Donald Trump tobt gegen eigene Staatsanwältin

Trotz der internen Warnungen nahm Trump nach der Wiedereröffnung des Pools besonders den ehemaligen Olympia-Athleten Dave Hearn ins Visier. Gegen den Sportler wurde Anklage erhoben - ihm drohten bei einer Verurteilung bis zu zehn Jahre Haft. Hearn plädierte auf nicht schuldig.

Dann kam die Kehrtwende: Pirro ließ die Anklage Ende vergangenen Monats fallen - eine Entscheidung, die sie beinahe ihren Posten gekostet hätte. Laut Spence hätten die nachträglich bekannt gewordenen Ingenieurswarnungen "die Fähigkeit der Regierung sabotiert, ihre Beweislast zu erfüllen". Die entscheidenden Informationen seien den Staatsanwälten erst Wochen nach der Anklageerhebung durch die Grand Jury übermittelt worden. Trumps Reaktion fiel entsprechend harsch aus: "Ich war enttäuscht von Jeanine Pirro", erklärte er Reportern im Oval Office. "Wirklich enttäuscht. Sie ist eingeknickt wie ein Regenschirm."

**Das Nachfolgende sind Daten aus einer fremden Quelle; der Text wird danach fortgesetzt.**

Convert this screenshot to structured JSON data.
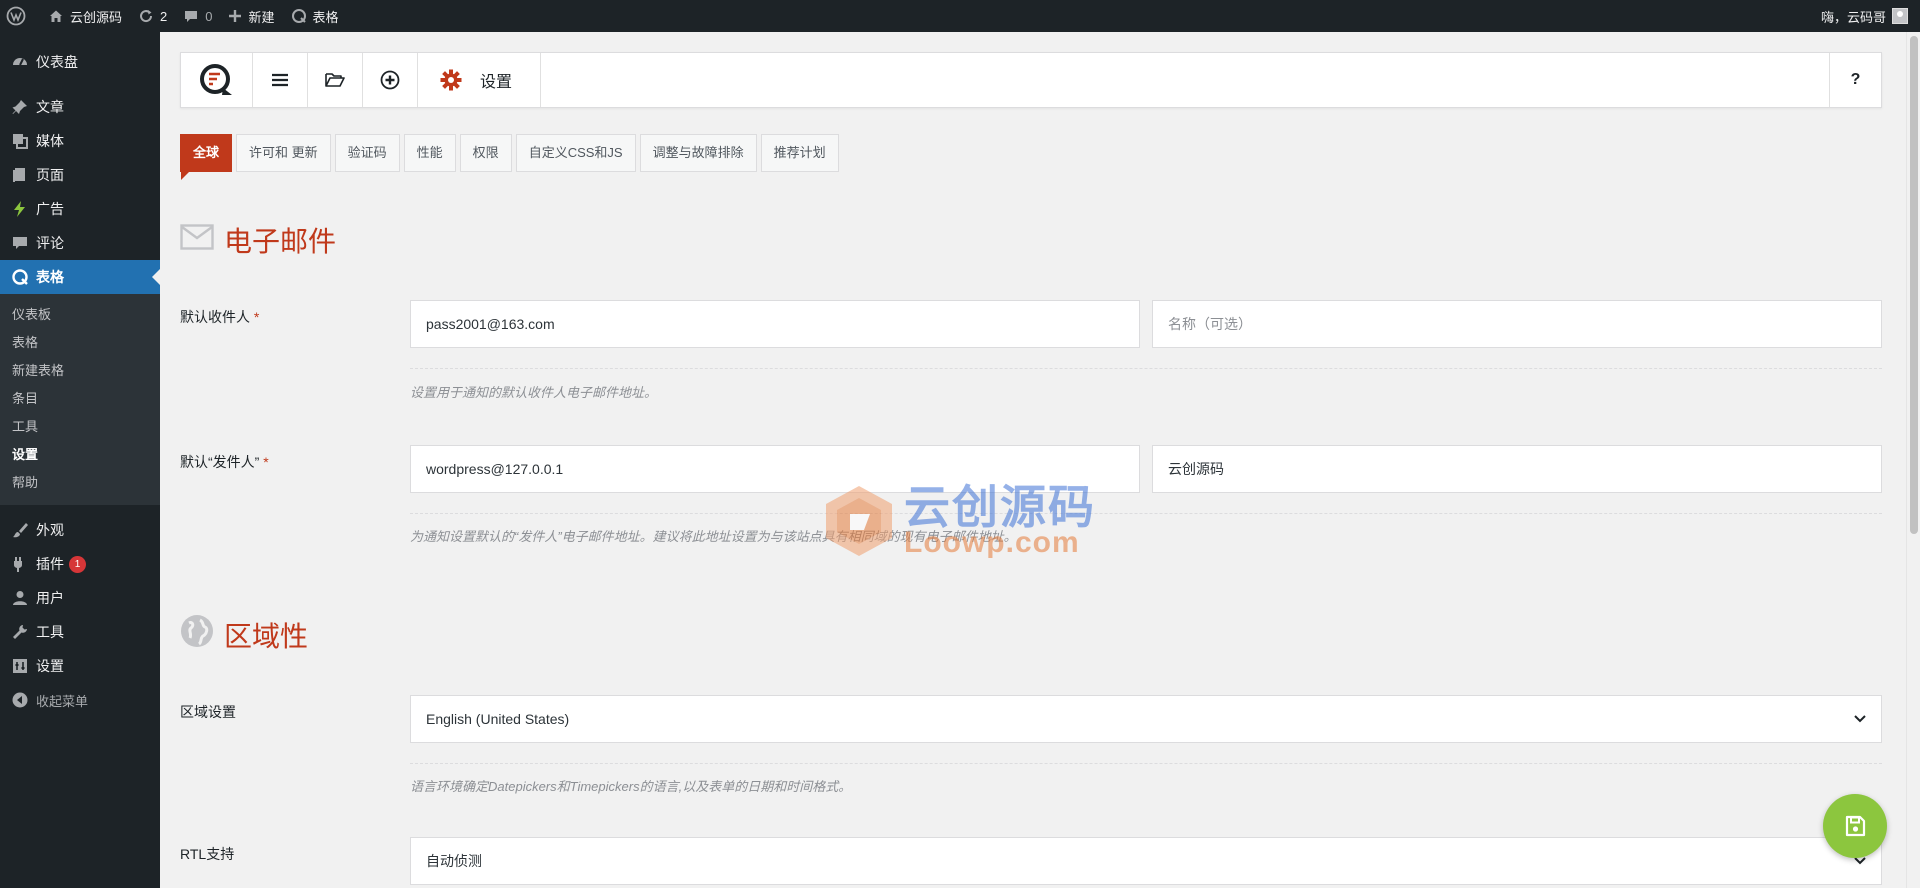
{
  "adminbar": {
    "site_name": "云创源码",
    "updates_count": "2",
    "comments_count": "0",
    "new_label": "新建",
    "forms_label": "表格",
    "greeting": "嗨，云码哥"
  },
  "sidebar": {
    "items": [
      {
        "label": "仪表盘",
        "icon": "dashboard-icon"
      },
      {
        "label": "文章",
        "icon": "pushpin-icon"
      },
      {
        "label": "媒体",
        "icon": "media-icon"
      },
      {
        "label": "页面",
        "icon": "pages-icon"
      },
      {
        "label": "广告",
        "icon": "lightning-icon"
      },
      {
        "label": "评论",
        "icon": "comment-icon"
      },
      {
        "label": "表格",
        "icon": "forms-icon"
      },
      {
        "label": "外观",
        "icon": "paintbrush-icon"
      },
      {
        "label": "插件",
        "icon": "plugin-icon",
        "badge": "1"
      },
      {
        "label": "用户",
        "icon": "user-icon"
      },
      {
        "label": "工具",
        "icon": "wrench-icon"
      },
      {
        "label": "设置",
        "icon": "settings-icon"
      },
      {
        "label": "收起菜单",
        "icon": "collapse-icon"
      }
    ],
    "submenu": [
      "仪表板",
      "表格",
      "新建表格",
      "条目",
      "工具",
      "设置",
      "帮助"
    ]
  },
  "toolbar": {
    "settings_label": "设置",
    "help_label": "?"
  },
  "tabs": [
    "全球",
    "许可和 更新",
    "验证码",
    "性能",
    "权限",
    "自定义CSS和JS",
    "调整与故障排除",
    "推荐计划"
  ],
  "email_section": {
    "title": "电子邮件",
    "recipient_label": "默认收件人",
    "recipient_value": "pass2001@163.com",
    "recipient_name_placeholder": "名称（可选）",
    "recipient_help": "设置用于通知的默认收件人电子邮件地址。",
    "from_label": "默认“发件人”",
    "from_value": "wordpress@127.0.0.1",
    "from_name_value": "云创源码",
    "from_help": "为通知设置默认的“发件人”电子邮件地址。建议将此地址设置为与该站点具有相同域的现有电子邮件地址。"
  },
  "locale_section": {
    "title": "区域性",
    "locale_label": "区域设置",
    "locale_value": "English (United States)",
    "locale_help": "语言环境确定Datepickers和Timepickers的语言,以及表单的日期和时间格式。",
    "rtl_label": "RTL支持",
    "rtl_value": "自动侦测"
  },
  "watermark": {
    "cn": "云创源码",
    "en": "Loowp.com"
  },
  "colors": {
    "accent": "#c0391b",
    "wp_blue": "#2271b1",
    "save_green": "#8cc63e"
  }
}
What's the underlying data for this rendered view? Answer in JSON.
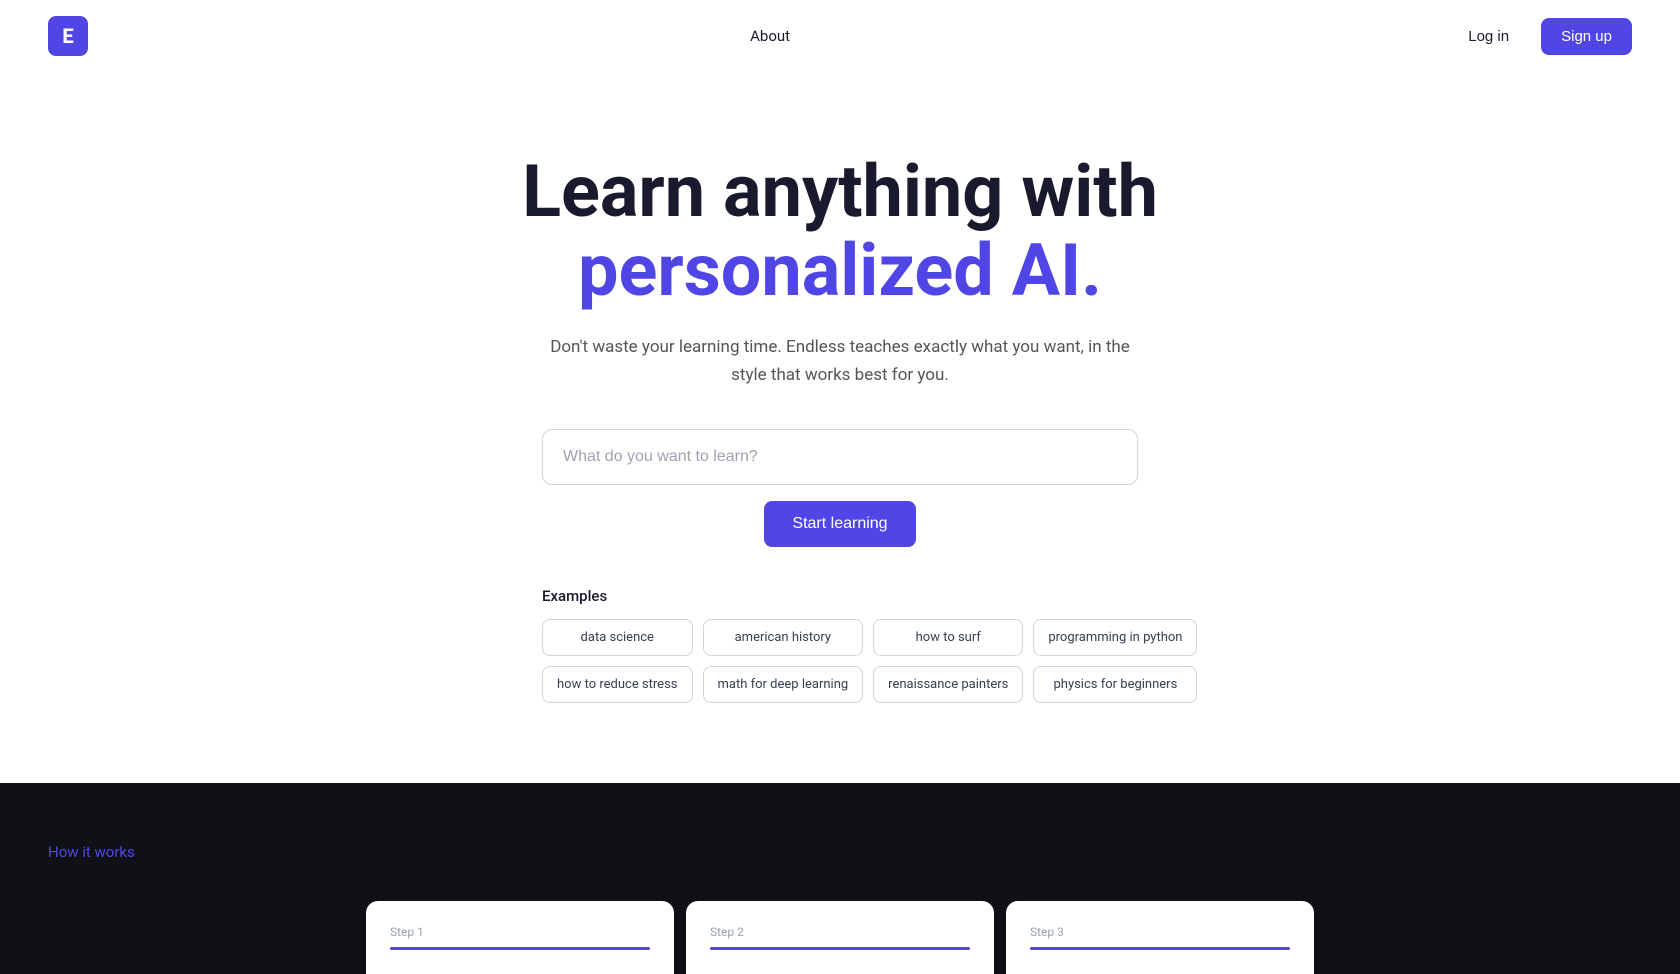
{
  "nav": {
    "logo_text": "E",
    "links": [
      "About"
    ],
    "login_label": "Log in",
    "signup_label": "Sign up"
  },
  "hero": {
    "title_line1": "Learn anything with",
    "title_line2": "personalized AI.",
    "subtitle": "Don't waste your learning time. Endless teaches exactly what you want, in the style that works best for you.",
    "search_placeholder": "What do you want to learn?",
    "start_button_label": "Start learning",
    "examples_label": "Examples",
    "examples_row1": [
      "data science",
      "american history",
      "how to surf",
      "programming in python"
    ],
    "examples_row2": [
      "how to reduce stress",
      "math for deep learning",
      "renaissance painters",
      "physics for beginners"
    ]
  },
  "bottom": {
    "how_it_works_label": "How it works",
    "step1_label": "Step 1",
    "step2_label": "Step 2",
    "step3_label": "Step 3"
  }
}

Donald Trumps Pool-Desaster nimmt kein Ende

Während die politische Schuldfrage weiter kreist, sind die physischen Spuren des Desasters am Reflecting Pool kaum zu übersehen. Seit dieser Woche läuft laut "The Daily Beast" eine weitere Reparaturrunde: Arbeiter reinigen das trockengelegte Becken mit Hochdruckwäschern, dichten die Dehnungsfugen am Rand mit Dichtmasse ab und reißen großflächig zerstörte Auskleidungsbahnen heraus. Kleinere Fragmente des gescheiterten Materials werden zusammengekehrt und weggeblasen.

Ursprünglich sollte das Wahrzeichen rechtzeitig zu den Feierlichkeiten zum 250. Geburtstag der Vereinigten Staaten am 4. Juli in neuem Glanz erstrahlen. Dieses Ziel wurde deutlich verfehlt. Wann Touristen den ikonischen Ort vor dem Lincoln Memorial wieder besuchen können, bleibt völlig offen.